Looking at the diverse types of evidence of past occurrence that species leave behind can help researchers and managers understand more about how their populations are faring in the midst of a changing climate.
Researchers incorporated evidence from two types of former occurrence—abandoned hay piles and old fecal pellets—to create models of American pika (Ochotona princeps) distributions. They said that researchers can also apply this type of model to all kinds of other species to determine how climate change may affect them.
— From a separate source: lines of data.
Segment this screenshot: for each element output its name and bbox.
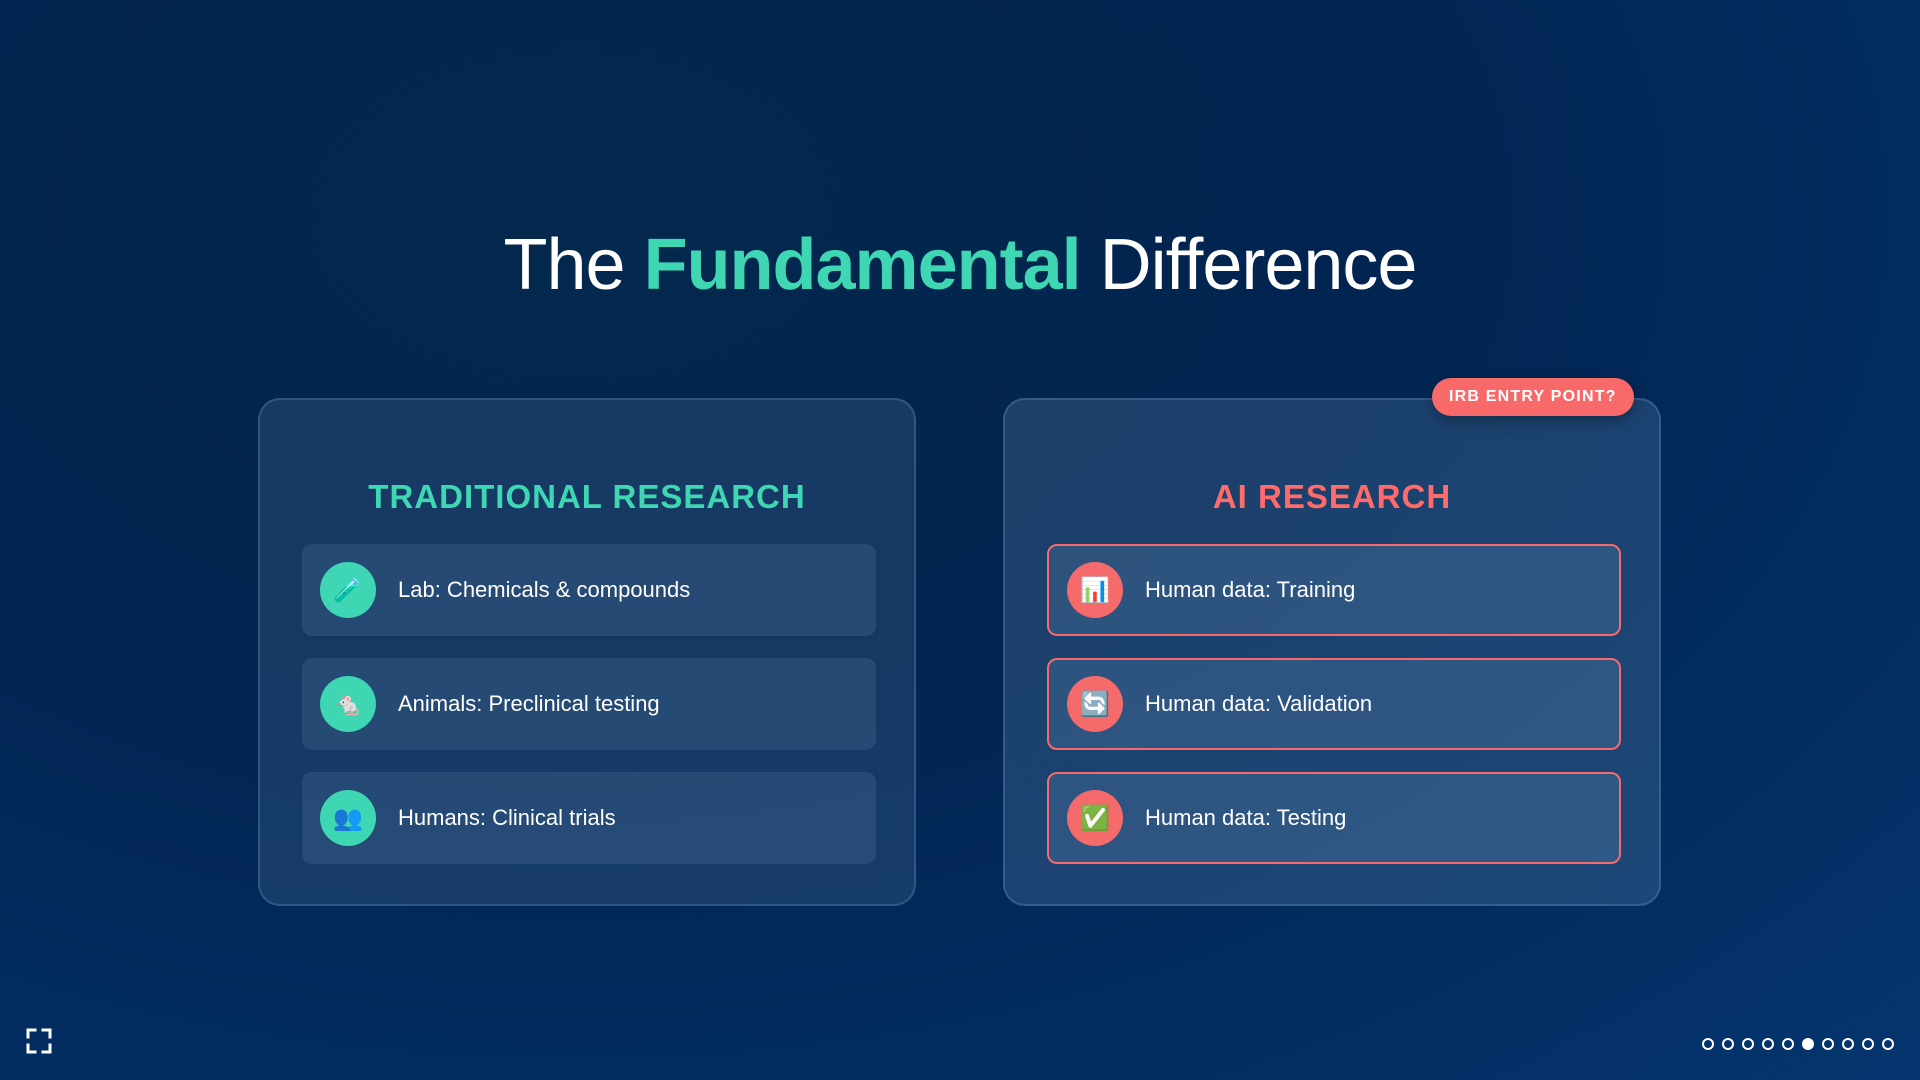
rat-icon: 🐁 [320, 676, 376, 732]
list-item-training: 📊 Human data: Training [1047, 544, 1621, 636]
check-icon: ✅ [1067, 790, 1123, 846]
title-accent: Fundamental [643, 225, 1082, 305]
fullscreen-button[interactable] [26, 1028, 52, 1054]
item-label: Animals: Preclinical testing [398, 691, 660, 716]
slide-dot-4[interactable] [1762, 1038, 1774, 1050]
item-label: Human data: Training [1145, 577, 1356, 602]
ai-research-heading: AI RESEARCH [1212, 478, 1452, 515]
list-item-testing: ✅ Human data: Testing [1047, 772, 1621, 864]
slide-dot-1[interactable] [1702, 1038, 1714, 1050]
list-item-lab: 🧪 Lab: Chemicals & compounds [302, 544, 876, 636]
test-tube-icon: 🧪 [320, 562, 376, 618]
item-label: Humans: Clinical trials [398, 805, 616, 830]
slide-dot-8[interactable] [1842, 1038, 1854, 1050]
slide-dot-3[interactable] [1742, 1038, 1754, 1050]
slide-navigation-dots [1702, 1038, 1894, 1050]
item-label: Human data: Validation [1145, 691, 1373, 716]
slide-dot-2[interactable] [1722, 1038, 1734, 1050]
traditional-research-card: TRADITIONAL RESEARCH 🧪 Lab: Chemicals & … [258, 398, 916, 906]
refresh-icon: 🔄 [1067, 676, 1123, 732]
title-part-2: Difference [1080, 225, 1418, 305]
irb-entry-badge: IRB ENTRY POINT? [1432, 378, 1634, 416]
list-item-validation: 🔄 Human data: Validation [1047, 658, 1621, 750]
slide-title: The Fundamental Difference [0, 220, 1920, 310]
ai-research-card: AI RESEARCH 📊 Human data: Training 🔄 Hum… [1003, 398, 1661, 906]
bar-chart-icon: 📊 [1067, 562, 1123, 618]
item-label: Lab: Chemicals & compounds [398, 577, 691, 602]
traditional-research-heading: TRADITIONAL RESEARCH [368, 478, 806, 515]
slide-dot-7[interactable] [1822, 1038, 1834, 1050]
item-label: Human data: Testing [1145, 805, 1347, 830]
slide-dot-5[interactable] [1782, 1038, 1794, 1050]
slide-dot-10[interactable] [1882, 1038, 1894, 1050]
people-icon: 👥 [320, 790, 376, 846]
title-part-1: The [503, 225, 644, 305]
fullscreen-icon [26, 1028, 52, 1054]
list-item-animals: 🐁 Animals: Preclinical testing [302, 658, 876, 750]
list-item-humans: 👥 Humans: Clinical trials [302, 772, 876, 864]
slide-dot-6[interactable] [1802, 1038, 1814, 1050]
slide-dot-9[interactable] [1862, 1038, 1874, 1050]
“This species has proven, across numerous decades, to be a wonderful model organism to address all kinds of eco-evolutionary theory,” said TWS member Erik Beever, a research ecologist with the U.S. Geological Survey’s Northern Rocky Mountain Science Center and an affiliate professor at Montana State University. “In addition to being able to address this theory, working closely with numerous partners in the region on applied questions that affect their actions and decisions, we’ve been also able to address issues having implications for management, conservation and climate-adaptation efforts.”
Traditional methods of modeling wildlife species and their distribution typically rely on only two states: whether the species is currently present or absent.
But in a study Beever led that’s currently published in Ecography, he and his colleagues wanted to look at a different type of model that capitalized on past and current occurrences as well as places with no evidence of the species whatsoever.
Using a new modeling strategy to understand species distributions, Beever and his team used an approach that included three fundamentally different categories of species occurrence. The first category included sites with no evidence of pikas at all—such sites either never had pikas or had them so long ago that evidence is no longer detectable. The second category included sites where pikas previously occurred. The third category was made up of sites currently occupied by pikas. They then used this information to identify the factors that best predicted the species’ distribution across 570 sites spanning its entire distribution in New Mexico. “The more common approach does not take advantage of that rich information of temporally ordered states that one can gain, oftentimes in a single survey,” Beever said.
The team compared their findings to those from models that used the traditional binary method of using presence and absence data.
The results from the two models varied dramatically, Beever said. The traditional approach suggested that the average temperature during summertime is what best predicts where pikas currently occur versus where they don’t. In contrast, the new model suggested that temperature during the winter and the resulting snowpack are the most important predictors of pika occurrence.
Both types of models are helpful, Beever said, but each can be used effectively to answer different questions. For example, if managers were to want to know only where pikas are contemporarily, the presence-absence model works well. “However, if you’re forecasting distributions into the future, one would likely want to use the modeling approach that distinguishes no-evidence sites from sites of past occurrence, because that takes advantage of what we know from where they used to be,” he said.
Beever said researchers can use the three-category model for other species, too. For example, scientists can look at everything from middens to eggs of ground-nesting birds to tree stumps. “I think there are innumerable wildlife species that this can be applied to,” he said.